The IMO Foundation has obtained its first European grant to promote the Human Eye research project, which will develop a prototype mesh for irregular corneas during the next three years. The grant has been awarded by the European Innovation Council (EIC), through the initiative of the Horizon 2020 European Program "Fast Track to Innovation", which promotes research, as well as interdisciplinary cooperation between companies from different sectors and countries in the field of R&D&I.
A universal implant to treat keratoconus
The main beneficiaries of this new mesh are expected to be patients with a corneal deformity called keratoconus, which produces a progressive thinning of the central area of the eye, changing its usual spherical shape to a conical one and causing an irregular astigmatism. It is also expected to be used in patients with other types of ectasia or less common corneal irregularities.

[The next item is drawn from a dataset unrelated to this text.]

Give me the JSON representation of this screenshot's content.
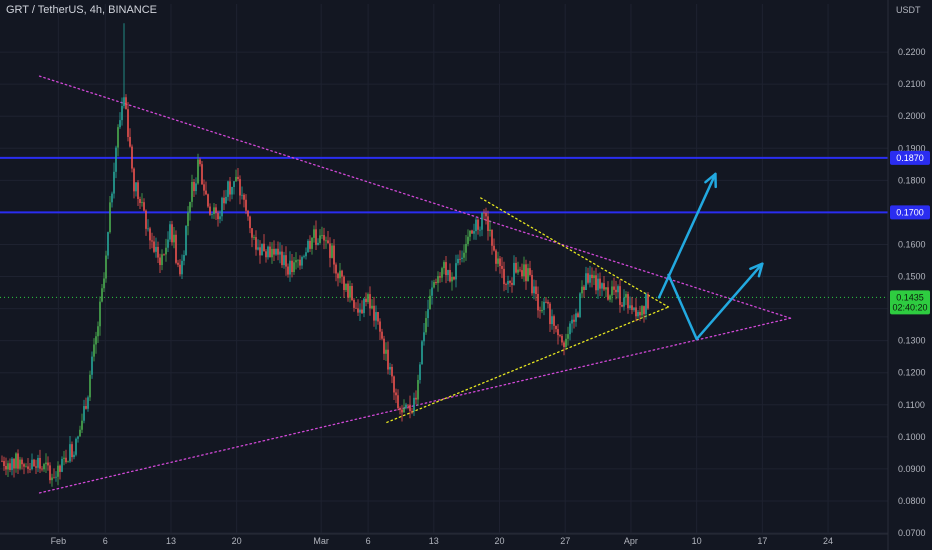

"One of the most widespread surgical treatments to solve keratoconus is the implantation of intrastromal rings", explains Dr José Luis Güell, the Principal Investigator of the Human Eye project, and Coordinator of the Department of Cornea, Cataract and Refractive Surgery of IMO. This is a very effective procedure for a significant number of patients, but in other cases it may not offer the expected results, either because the corneal thickness of the patient does not allow its placement, or because of the way in which the patient himself reacts to the implants. "Through this project, we hope to be able to develop a universal implant that will allow the cornea to return to its normal shape and, therefore, significantly improve the vision of patients suffering from the pathology", continues Dr Güell.
The main beneficiaries of the implant are expected to be patients with keratoconus, a corneal alteration that produces a progressive thinning of the central area of the eye and irregular astigmatism.
A project promoted by the IMO Foundation
This multicentric and international research project is being promoted and coordinated by the IMO Foundation, and counts with the collaboration of other European entities: Recornea (Italy), in charge of the development of the prototype, and Blueacre Technology (Ireland), which will carry out the necessary tests for its implementation. Likewise, the optimization of the implant and the development of clinical trials to validate its usefulness will be carried out at IMO (Barcelona) and at the University Hospital of Toulouse (France) with Prof. François Malecaze and Dr. Pierre Fournier.